I'd consider one of our defining experiences as human beings to be the struggle we undertake to build a life. For those of us fortunate enough to have jobs that fulfill the basics in Maslow's heirarchy of needs, we have the luxury to focus on the highest levels. A refresher:
- Physiologic needs
- Safety
- Love and belonging
- Esteem (based on both respect from others and your own self-assessment)
- Self-actualization (reaching your full potential)
The physician job largely ensures that items 1 and 2 are covered. Item 3 varies by the individual. Item 4 is half covered by the profession. This leaves the development of an internal scorecard (item 4) and the space to both define and then pursue your full potential (item 5) as tasks that need attention.
The problem is that too many physicians omit the final two steps completely. They substitute respect from others for self-respect. Having dealt with struggle through their training and education, they avoid the additional struggle of defining their values and purpose outside of their career.
We all entered medicine wanting to help people. We gave up a significant portion of our youth to pursue it. Let's not mistake our profession for our identity by avoiding the process of defining what matters at the individual level.

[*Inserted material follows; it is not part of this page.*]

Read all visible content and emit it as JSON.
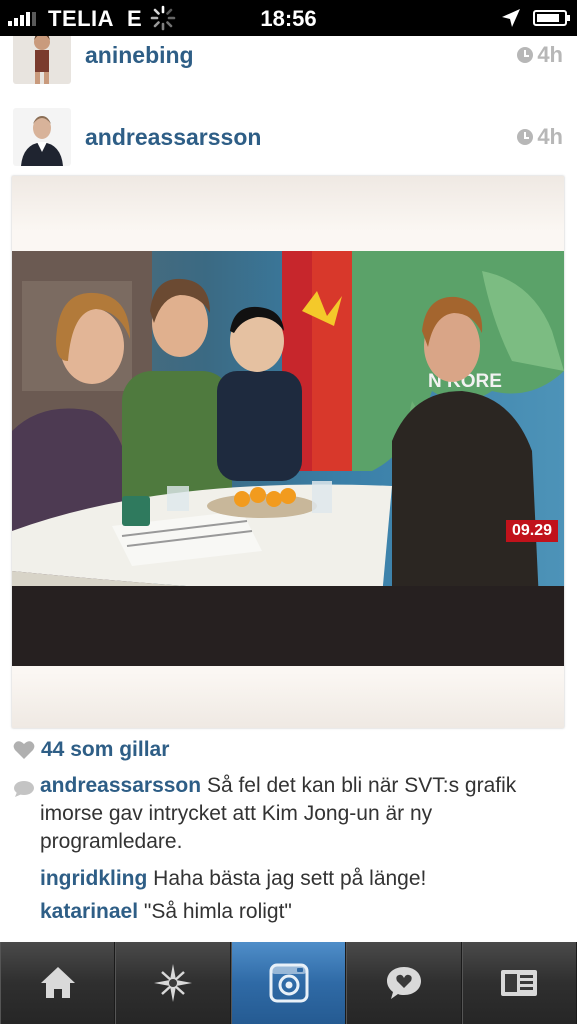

Accepting societal definitions in an uncritical manner spares us from the struggle that characterizes the human condition which encompasses both problematic and joyful facets.
Our value as flawed humans may well reside in how we grapple with life's big questions of purpose, meaning and service beyond our own self-interests. Let's not grow so complacent by virtue of having become physicians that we lead unexamined lives.
Comments 6
Perfect song for this post 🙂
Author
Was thinking of you when I added it, Mrs. T.
My buddy did his residency at the House of God. He used to see the Fat Man on the wards. The Fat Man did not go off to the bowel run of the stars, but stayed in Boston. The Fat Man had 13 rules:
Laws of the House of God
1 GOMERS don’t die.
2 GOMERS go to ground.
3 At a cardiac arrest, the first procedure is to take your own pulse.
4 The patient is the one with the disease.
5 Placement comes first.
6 There is no body cavity that cannot be reached with a #14G needle and a good strong arm.
7 Age + BUN = Lasix dose.
8 They can always hurt you more.
9 The only good admission is a dead admission.
10 If you don’t take a temperature, you can’t find a fever.
11 Show me a BMS (Best Medical Student, a student at The Best Medical School) who only triples my work and I will kiss his feet.
12 If the radiology resident and the medical student both see a lesion on the chest x-ray, there can be no lesion there.
13 The delivery of good medical care is to do as much nothing as possible.
Those rules came from when the Fat Man was a resident. 34 years later 4 more were added:
14 Connection comes first.
15 Learn empathy.
16 Speak up.
17 Learn your trade, in the world.
All of these rules have one thing in common. They force you to stay in your frame and to not venture off into someone else’s frame. Allowing yourself to live in someone else’s frame is sure to burn you out.
Co-dependence is a treatable disease, not a virtue.
Author
I cite law #8 all the time in the ED.
I’d read Mt. Misery, the follow up to House of God, but do not recall ever reading the final four rules.
The more time I spend in medicine, the more it affirms my faith that those who excel have a pathology with utility.
Pathology with utility is OK as long as you practice it with humility and kindness. Humility is freedom from pride. Kindness is to use one’s power to benefit another.
I’m a big fan of #4
Author
Appreciate your definitions. Making the distinction called for in #4 can be difficult depending on the severity of pathology of the provider in question.